Question de M. GÉRARD Alain (Finistère - RPR) publiée le 16/07/1998

M. Alain Gérard appelle l'attention de Mme le ministre de la culture et de la communication sur les obtacles à la ratification par la France de la Charte européenne des langues régionales, du moins pour celles de ses dispositions applicables sans difficulté juridique. Il s'agit là d'une revendication ancienne des Bretons mais aussi d'autres régions françaises à langue et culture spécifiques. Dès 1981, le Président de la République avait affirmé à Lorient son désir de voir les langues et cultures régionales dotées d'un statut. Plus récemment, en 1996, l'actuel Président de la République s'est déclaré, quant à lui, favorable à la ratification de la charte par la France, en affirmant que les langues régionales n'étaient pas une menace pour l'identité nationale et qu'elles constituaient, au contraire, un moyen de résistance face au risque d'uniformisation américaine. Malheureusement, le Conseil constitutionnel en avril 1996, à propos du statut d'autonomie de la Polynésie, et le Conseil d'Etat, dans un avis de février 1997 toujours indisponible et dont, par conséquent, on ne connaît pas le détail, ont tous deux affirmé qu'eu égard à l'article 2 de notre Constitution, aucune langue régionale ne pouvait se voir reconnaître une existence légale.

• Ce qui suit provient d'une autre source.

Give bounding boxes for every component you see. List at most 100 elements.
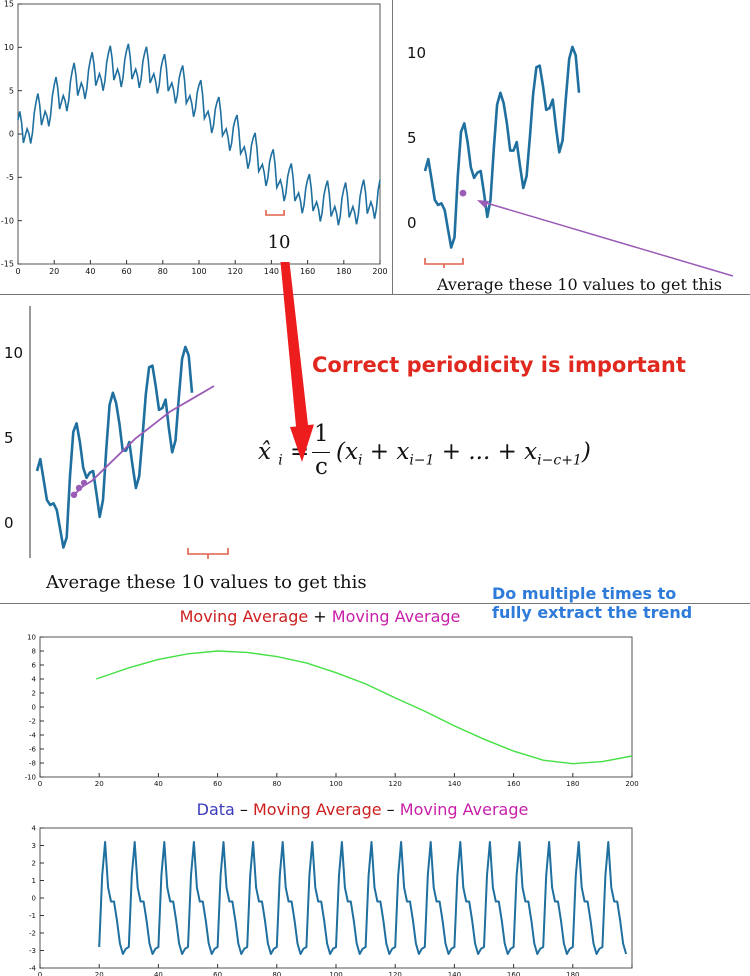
trend-estimate-chart: 10 5 0 Average these 10 values to get this <box>4 306 367 593</box>
p1-xtick-label: 100 <box>191 267 206 276</box>
window-size-label: 10 <box>268 232 291 253</box>
p4-ytick-label: 6 <box>32 661 37 669</box>
ytick-label: 10 <box>407 44 426 62</box>
p4-xtick-label: 160 <box>507 780 520 788</box>
p4-ytick-label: 0 <box>32 703 36 711</box>
trend-point <box>80 479 88 487</box>
p4-ytick-label: -4 <box>29 731 37 739</box>
p1-ytick-label: 10 <box>4 43 14 52</box>
double-moving-average-chart: 0 20 40 60 80 100 120 140 160 180 2001086420-2-4-6… <box>25 633 639 788</box>
p1-xtick-label: 160 <box>300 267 315 276</box>
p4-ytick-label: -2 <box>29 717 36 725</box>
window-bracket <box>187 548 229 559</box>
p1-xtick-label: 180 <box>336 267 351 276</box>
p5-ytick-label: -1 <box>29 912 36 920</box>
series-line <box>17 43 381 226</box>
caption: Average these 10 values to get this <box>436 275 722 294</box>
p5-ytick-label: 2 <box>32 859 36 867</box>
p5-ytick-label: 1 <box>32 877 36 885</box>
p5-ytick-label: -3 <box>29 947 36 955</box>
p4-ytick-label: -10 <box>25 773 36 781</box>
p1-xtick-label: 140 <box>264 267 279 276</box>
vertical-divider <box>392 0 393 294</box>
p5-xtick-label: 60 <box>213 971 222 976</box>
residual-seasonal-chart: 02040608010012014016018020043210-1-2-3-4 <box>29 824 633 976</box>
p4-xtick-label: 80 <box>272 780 281 788</box>
p1-xtick-label: 60 <box>122 267 132 276</box>
raw-series-chart: 0 20 40 60 80 100 120 140 160 180 200 15 10 5 0 -5 -10 -1… <box>1 0 388 276</box>
pointer-arrowhead <box>477 200 489 208</box>
trend-line <box>73 385 215 496</box>
p5-xtick-label: 180 <box>566 971 579 976</box>
window-bracket <box>424 258 464 268</box>
periodicity-annotation: Correct periodicity is important <box>312 353 686 377</box>
p5-ytick-label: 0 <box>32 894 36 902</box>
p1-xtick-label: 20 <box>49 267 59 276</box>
p5-xtick-label: 100 <box>329 971 342 976</box>
p5-xtick-label: 20 <box>95 971 104 976</box>
ytick-label: 5 <box>4 429 14 447</box>
repeat-annotation: Do multiple times to fully extract the t… <box>492 584 693 622</box>
p5-xtick-label: 80 <box>272 971 281 976</box>
moving-average-formula: x̂ i = 1 c (xi + xi−1 + ... + xi−c+1) <box>258 421 591 480</box>
zoomed-series-chart: 10 5 0 Average these 10 values to get this <box>407 44 734 294</box>
p1-ytick-label: -5 <box>6 173 14 182</box>
caption: Average these 10 values to get this <box>45 572 367 593</box>
window-bracket <box>265 210 285 216</box>
p1-xtick-label: 40 <box>85 267 95 276</box>
ytick-label: 5 <box>407 129 417 147</box>
average-point <box>459 189 467 197</box>
p4-xtick-label: 140 <box>448 780 461 788</box>
horizontal-divider-1 <box>0 294 750 295</box>
p4-xtick-label: 60 <box>213 780 222 788</box>
trend-line <box>95 650 633 765</box>
trend-point <box>70 491 78 498</box>
p5-xtick-label: 0 <box>38 971 42 976</box>
formula-one: 1 <box>314 421 329 447</box>
formula-open: (x <box>336 439 358 465</box>
p5-ytick-label: -2 <box>29 929 36 937</box>
p1-ytick-label: 5 <box>9 86 14 95</box>
p4-frame <box>39 636 633 778</box>
p4-ytick-label: -8 <box>29 759 36 767</box>
p1-xtick-label: 200 <box>372 267 387 276</box>
p1-xtick-label: 0 <box>15 267 20 276</box>
p5-xtick-label: 40 <box>154 971 163 976</box>
series-line <box>35 345 194 549</box>
formula-sub-i: i <box>278 452 283 469</box>
p5-xtick-label: 120 <box>389 971 402 976</box>
p1-ytick-label: -10 <box>1 216 14 225</box>
p5-ytick-label: 4 <box>32 824 37 832</box>
residual-line <box>98 841 628 955</box>
formula-c: c <box>315 454 328 480</box>
p1-ytick-label: -15 <box>1 260 14 269</box>
p1-xtick-label: 80 <box>158 267 168 276</box>
p5-xtick-label: 140 <box>448 971 461 976</box>
p4-ytick-label: -6 <box>29 745 37 753</box>
series-line <box>423 45 581 249</box>
p5-ytick-label: 3 <box>32 842 36 850</box>
p4-xtick-label: 20 <box>95 780 104 788</box>
horizontal-divider-2 <box>0 603 750 604</box>
p4-ytick-label: 2 <box>32 689 36 697</box>
p4-xtick-label: 40 <box>154 780 163 788</box>
p4-xtick-label: 0 <box>38 780 42 788</box>
p5-xtick-label: 160 <box>507 971 520 976</box>
formula-x: x <box>258 439 271 465</box>
p1-ytick-label: 0 <box>9 130 14 139</box>
p4-ytick-label: 4 <box>32 675 37 683</box>
p4-xtick-label: 100 <box>329 780 342 788</box>
p4-ytick-label: 10 <box>27 633 36 641</box>
p4-xtick-label: 200 <box>625 780 638 788</box>
p1-ytick-label: 15 <box>4 0 14 9</box>
trend-chart-title: Moving Average + Moving Average <box>179 607 461 626</box>
pointer-line <box>482 201 734 277</box>
ytick-label: 0 <box>407 214 417 232</box>
ytick-label: 10 <box>4 344 23 362</box>
p5-ytick-label: -4 <box>29 964 37 972</box>
residual-chart-title: Data – Moving Average – Moving Average <box>196 800 529 819</box>
ytick-label: 0 <box>4 514 14 532</box>
p1-xtick-label: 120 <box>228 267 243 276</box>
p4-ytick-label: 8 <box>32 647 36 655</box>
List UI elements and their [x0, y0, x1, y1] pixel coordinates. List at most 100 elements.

Il souhaite savoir comment le Gouvernement entend lever les obstacles à cette ratification, déjà réalisée par bon nombre de nos partenaires européens : soit en réformant la Constitution de manière à rendre juridiquement possible la signature de la charte ou en préférant la ratification d'une charte " au rabais ", en n'appliquant que les seules dispositions qui ne se heurtent pas à l'écueil de l'inconstitutionnalité ? Il la remercie de bien vouloir l'éclairer sur ce point.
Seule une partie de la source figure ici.